Le biais de confirmation est l’un des plus connus des sciences cognitives et de la psychologie sociale. C’est un biais important qui affecte nos croyances, nos décisions, nos opinions.
Il intervient autant dans la vie de simples particuliers que nous sommes que dans la vie professionnelle des scientifiques, juristes, médecins, tous les experts qui ont à rendre le résultat de leur expertise et d’analyser des hypothèses.
Dans la vie de tous les jours, lorsque nous avons à faire un choix, lorsque nous avons une décision à prendre, lorsque nous émettons une hypothèse, ce biais nous entraîne à rechercher ou à interpréter l’information trouvée en mémoire ou ailleurs qui va permettre de confirmer ce que l’on pense déjà.
Peter Wason est un des premiers psychologues à explorer ce biais. En 1960, il présente à des sujets trois chiffres (2 – 4- 6), en leur demandant de trouver la règle pour former le triplet. La vraie règle étant « n’importe quelle suite croissante », les sujets ont eu beaucoup de difficulté à la trouver parce qu’ils cherchaient uniquement des suites qui confirmaient la règle à laquelle ils pensaient au lieu de donner des suites qu’ils supposaient non conformes. Ils essayaient de confirmer la règle au lieu de l’infirmer pour la trouver.

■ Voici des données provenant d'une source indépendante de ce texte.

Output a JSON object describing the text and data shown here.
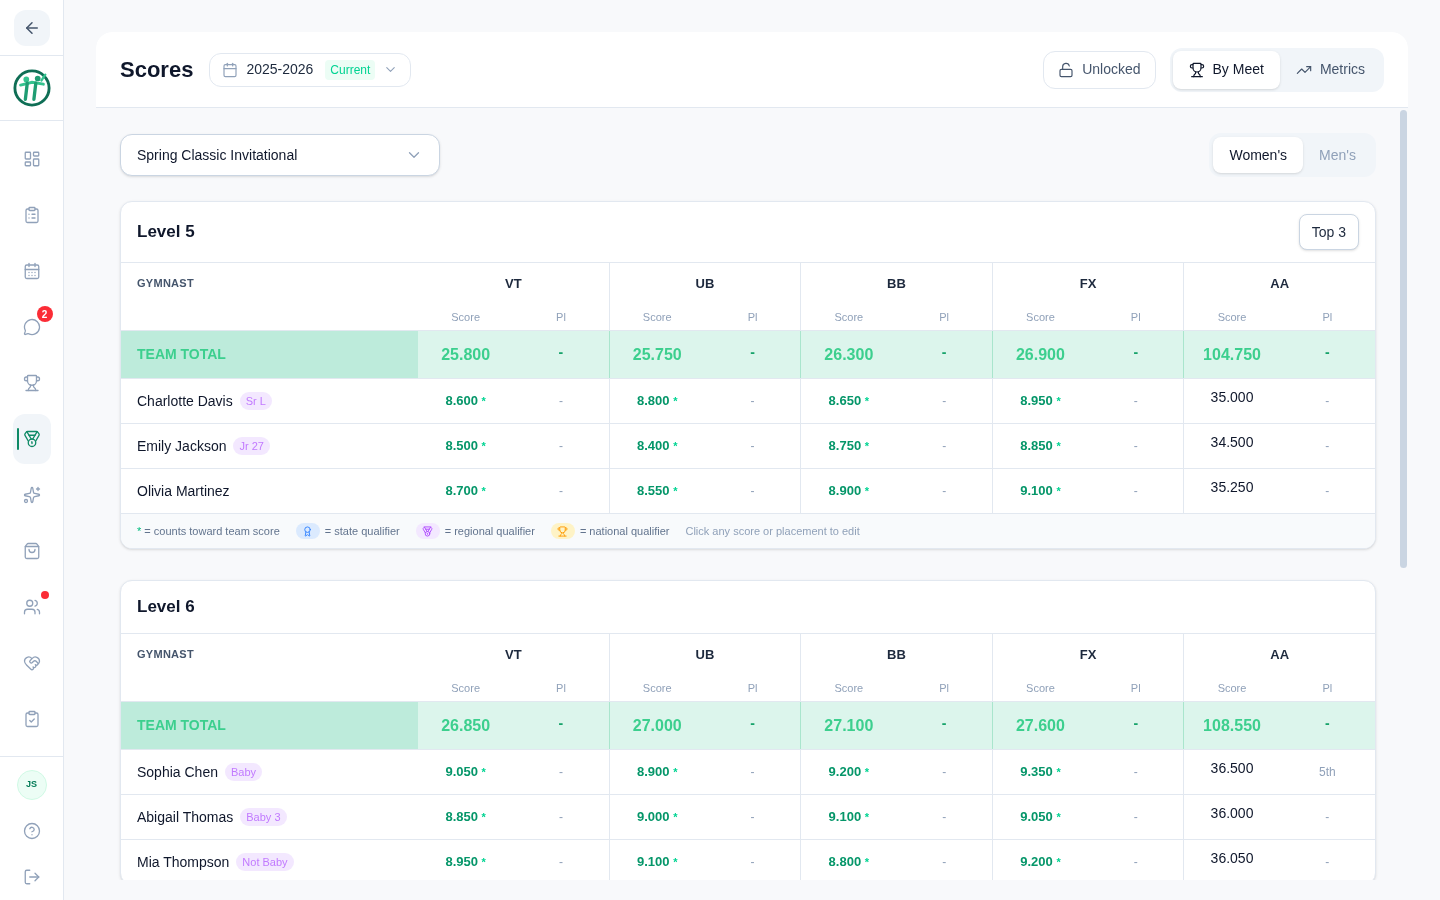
{
  "sidebar": {
    "nav": [
      {
        "selected": false,
        "alert": false
      },
      {
        "selected": false,
        "alert": false
      },
      {
        "selected": false,
        "alert": false
      },
      {
        "selected": false,
        "alert": false,
        "badge": "2"
      },
      {
        "selected": false,
        "alert": false
      },
      {
        "selected": true,
        "alert": false
      },
      {
        "selected": false,
        "alert": false
      },
      {
        "selected": false,
        "alert": false
      },
      {
        "selected": false,
        "alert": true
      },
      {
        "selected": false,
        "alert": false
      },
      {
        "selected": false,
        "alert": false
      }
    ],
    "avatar": "JS"
  },
  "header": {
    "title": "Scores",
    "season": {
      "value": "2025-2026",
      "badge": "Current"
    },
    "lock_button": "Unlocked",
    "view_tabs": [
      {
        "label": "By Meet",
        "selected": true
      },
      {
        "label": "Metrics",
        "selected": false
      }
    ]
  },
  "meet_select": {
    "value": "Spring Classic Invitational"
  },
  "gender_tabs": [
    {
      "label": "Women's",
      "selected": true
    },
    {
      "label": "Men's",
      "selected": false
    }
  ],
  "levels": [
    {
      "title": "Level 5",
      "top_button": "Top 3",
      "gymnast_header": "GYMNAST",
      "events": [
        {
          "name": "VT",
          "kind": "event",
          "score_label": "Score",
          "place_label": "Pl"
        },
        {
          "name": "UB",
          "kind": "event",
          "score_label": "Score",
          "place_label": "Pl"
        },
        {
          "name": "BB",
          "kind": "event",
          "score_label": "Score",
          "place_label": "Pl"
        },
        {
          "name": "FX",
          "kind": "event",
          "score_label": "Score",
          "place_label": "Pl"
        },
        {
          "name": "AA",
          "kind": "all_around",
          "score_label": "Score",
          "place_label": "Pl"
        }
      ],
      "team_total": {
        "label": "TEAM TOTAL",
        "cells": [
          {
            "score": "25.800",
            "place": "-"
          },
          {
            "score": "25.750",
            "place": "-"
          },
          {
            "score": "26.300",
            "place": "-"
          },
          {
            "score": "26.900",
            "place": "-"
          },
          {
            "score": "104.750",
            "place": "-"
          }
        ]
      },
      "rows": [
        {
          "name": "Charlotte Davis",
          "tag": "Sr L",
          "cells": [
            {
              "score": "8.600",
              "mark": "*",
              "place": "-"
            },
            {
              "score": "8.800",
              "mark": "*",
              "place": "-"
            },
            {
              "score": "8.650",
              "mark": "*",
              "place": "-"
            },
            {
              "score": "8.950",
              "mark": "*",
              "place": "-"
            },
            {
              "score": "35.000",
              "place": "-"
            }
          ]
        },
        {
          "name": "Emily Jackson",
          "tag": "Jr 27",
          "cells": [
            {
              "score": "8.500",
              "mark": "*",
              "place": "-"
            },
            {
              "score": "8.400",
              "mark": "*",
              "place": "-"
            },
            {
              "score": "8.750",
              "mark": "*",
              "place": "-"
            },
            {
              "score": "8.850",
              "mark": "*",
              "place": "-"
            },
            {
              "score": "34.500",
              "place": "-"
            }
          ]
        },
        {
          "name": "Olivia Martinez",
          "cells": [
            {
              "score": "8.700",
              "mark": "*",
              "place": "-"
            },
            {
              "score": "8.550",
              "mark": "*",
              "place": "-"
            },
            {
              "score": "8.900",
              "mark": "*",
              "place": "-"
            },
            {
              "score": "9.100",
              "mark": "*",
              "place": "-"
            },
            {
              "score": "35.250",
              "place": "-"
            }
          ]
        }
      ],
      "legend": {
        "items": [
          {
            "kind": "counts",
            "mark": "*",
            "label": "= counts toward team score"
          },
          {
            "kind": "state",
            "label": "= state qualifier"
          },
          {
            "kind": "regional",
            "label": "= regional qualifier"
          },
          {
            "kind": "national",
            "label": "= national qualifier"
          }
        ],
        "hint": "Click any score or placement to edit"
      }
    },
    {
      "title": "Level 6",
      "gymnast_header": "GYMNAST",
      "events": [
        {
          "name": "VT",
          "kind": "event",
          "score_label": "Score",
          "place_label": "Pl"
        },
        {
          "name": "UB",
          "kind": "event",
          "score_label": "Score",
          "place_label": "Pl"
        },
        {
          "name": "BB",
          "kind": "event",
          "score_label": "Score",
          "place_label": "Pl"
        },
        {
          "name": "FX",
          "kind": "event",
          "score_label": "Score",
          "place_label": "Pl"
        },
        {
          "name": "AA",
          "kind": "all_around",
          "score_label": "Score",
          "place_label": "Pl"
        }
      ],
      "team_total": {
        "label": "TEAM TOTAL",
        "cells": [
          {
            "score": "26.850",
            "place": "-"
          },
          {
            "score": "27.000",
            "place": "-"
          },
          {
            "score": "27.100",
            "place": "-"
          },
          {
            "score": "27.600",
            "place": "-"
          },
          {
            "score": "108.550",
            "place": "-"
          }
        ]
      },
      "rows": [
        {
          "name": "Sophia Chen",
          "tag": "Baby",
          "cells": [
            {
              "score": "9.050",
              "mark": "*",
              "place": "-"
            },
            {
              "score": "8.900",
              "mark": "*",
              "place": "-"
            },
            {
              "score": "9.200",
              "mark": "*",
              "place": "-"
            },
            {
              "score": "9.350",
              "mark": "*",
              "place": "-"
            },
            {
              "score": "36.500",
              "place": "5th"
            }
          ]
        },
        {
          "name": "Abigail Thomas",
          "tag": "Baby 3",
          "cells": [
            {
              "score": "8.850",
              "mark": "*",
              "place": "-"
            },
            {
              "score": "9.000",
              "mark": "*",
              "place": "-"
            },
            {
              "score": "9.100",
              "mark": "*",
              "place": "-"
            },
            {
              "score": "9.050",
              "mark": "*",
              "place": "-"
            },
            {
              "score": "36.000",
              "place": "-"
            }
          ]
        },
        {
          "name": "Mia Thompson",
          "tag": "Not Baby",
          "cells": [
            {
              "score": "8.950",
              "mark": "*",
              "place": "-"
            },
            {
              "score": "9.100",
              "mark": "*",
              "place": "-"
            },
            {
              "score": "8.800",
              "mark": "*",
              "place": "-"
            },
            {
              "score": "9.200",
              "mark": "*",
              "place": "-"
            },
            {
              "score": "36.050",
              "place": "-"
            }
          ]
        }
      ]
    }
  ]
}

Notre mémoire, notre pensée est sélective. Quand nous avons à affirmer, nous formons notre jugement sur des informations qui vont confirmer nos croyances en ignorant ou sous évaluant la pertinence de ce qui contredit nos convictions.
Supposons que nous venons d’acheter quelque chose en solde ou bénéficiant d’une promotion. Pour nous confirmer que nous avons fait « une affaire », nous allons sélectionner des magasins qui offrent la même chose mais qui sont réputés plus cher que le magasin où on a trouvé notre si belle occasion ou alors, nous allons tout simplement éviter d’être confrontés à ce même objet dans un autre magasin.
Cette tendance que nous avons est particulièrement pernicieuse quand nos croyances s’appuient sur des préjugés. Or, nos préjugés forment aussi nos croyances. Ainsi, le biais de confirmation est sans doute le plus délicat des biais cognitifs, car il nous permet d’asseoir nos opinions sur des mensonges.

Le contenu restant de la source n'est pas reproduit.